Grades 1 to 3/Ages 6 to 8

Reviewed by Catherine McInerney.

Volume 21 Number 4
1993 September

A classic story about a little girl and her horse set on the Canadian prairies in the twenties. Molly rides her aging plough horse Belle to piano lessons once a week. As the horse begins to lose its usefulness to the farm, Molly feels disloyal for wishing for a new pony.

Then one day Molly and Belle are caught in a sudden prairie snowstorm, and Belle proves her worth by finding her way home. After that "Molly's father never talked about selling Belle again" and the horse is retired to pasture.

While this story is not new, this version adds wonderful pencil crayon drawings of the prairie. In the snowstorm scenes we can see how the storm builds and the wind increases in every line of the drawings. When Belle and Molly return home, the warmth and security are emphasized by the yellow glow of light in the illustrations.

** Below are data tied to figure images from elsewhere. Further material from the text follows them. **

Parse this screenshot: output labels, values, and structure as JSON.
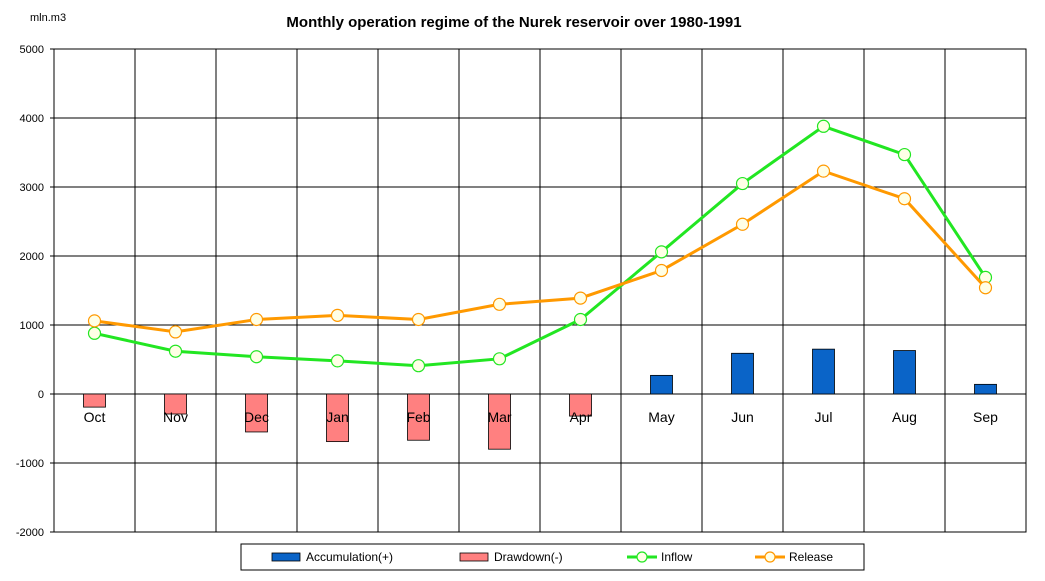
{
  "chart_data": {
    "type": "bar",
    "title": "Monthly operation regime of the Nurek reservoir over 1980-1991",
    "unit_label": "mln.m3",
    "categories": [
      "Oct",
      "Nov",
      "Dec",
      "Jan",
      "Feb",
      "Mar",
      "Apr",
      "May",
      "Jun",
      "Jul",
      "Aug",
      "Sep"
    ],
    "ylim": [
      -2000,
      5000
    ],
    "yticks": [
      -2000,
      -1000,
      0,
      1000,
      2000,
      3000,
      4000,
      5000
    ],
    "grid": true,
    "legend_position": "bottom",
    "series": [
      {
        "name": "Accumulation(+)",
        "type": "bar",
        "color": "#0a64c8",
        "values": [
          0,
          0,
          0,
          0,
          0,
          0,
          0,
          270,
          590,
          650,
          630,
          140
        ]
      },
      {
        "name": "Drawdown(-)",
        "type": "bar",
        "color": "#ff8080",
        "values": [
          -190,
          -290,
          -550,
          -690,
          -670,
          -800,
          -320,
          0,
          0,
          0,
          0,
          0
        ]
      },
      {
        "name": "Inflow",
        "type": "line",
        "color": "#22e622",
        "values": [
          880,
          620,
          540,
          480,
          410,
          510,
          1080,
          2060,
          3050,
          3880,
          3470,
          1690
        ]
      },
      {
        "name": "Release",
        "type": "line",
        "color": "#ff9900",
        "values": [
          1060,
          900,
          1080,
          1140,
          1080,
          1300,
          1390,
          1790,
          2460,
          3230,
          2830,
          1540
        ]
      }
    ]
  }
}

Because the chosen typeface is very small, large areas of the page are blank. This works well on the illustrated pages, but leaves a lot of blank space unevenly balanced on the other pages. The text is also quite close together, and might be difficult for a beginning picture-book reader. Larger type and double spacing would have made the layout more balanced and readable.

This book would be very compatible with a study of pioneer or prairie life.


Catherine McInerney is a children's librarian with St. Catharines Public Library in St. Catharines, Ontario.